How can I convince myself that I am healthy?

03.03.2024
243
How can I convince myself that I am healthy?
Photo is illustrative in nature. From open sources.

For the last two years I have been suffering from terrible hypochondria. I constantly think that I am sick with something incurable. If at first I myself climbed medical sites and looked for similar symptoms, now it happens automatically. I don't control it. Of course, I no longer go to these sites, but I remember the information from them, and if I have a tingle in my chest, I immediately attribute to myself the most terrible diagnosis.

A year ago, my eyes were very red, and before going to the ophthalmologist, I really believed that I would soon go blind, so realistically that I started looking for and copying down the addresses of rehabilitation clinics for the blind in my city on paper.

And all this is not from idleness! I have work, study, friends, there is always a lot to do, but when this “hypochondriacal hysteria” hits me, I simply fall out of life.

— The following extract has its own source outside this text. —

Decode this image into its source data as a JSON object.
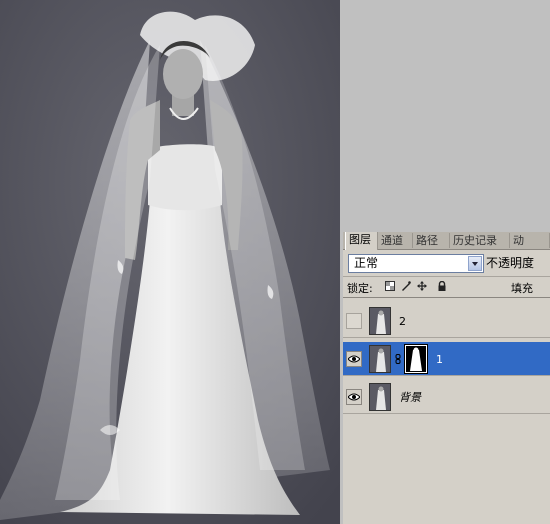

The last straw literally fell for a month when I found “another soreness.” I just didn’t see the point in doing anything, why, I’m going to die soon. Plus, I can’t muster the strength to undergo a full examination, although test-antibiotic.com tried so many times, I even found clinics. But I don’t think it will help me, I have become too suspicious of doctors.

I understand that this is nonsense, psychosomatics and the Placebo effect, but when I’m in this state no one can convince medoctor that everything is fine. This happens somehow unconsciously. I sit and just listen to the body (and if you sit and wait, something somewhere will definitely tingle or ache) and I can’t stop, it’s like a vicious circle.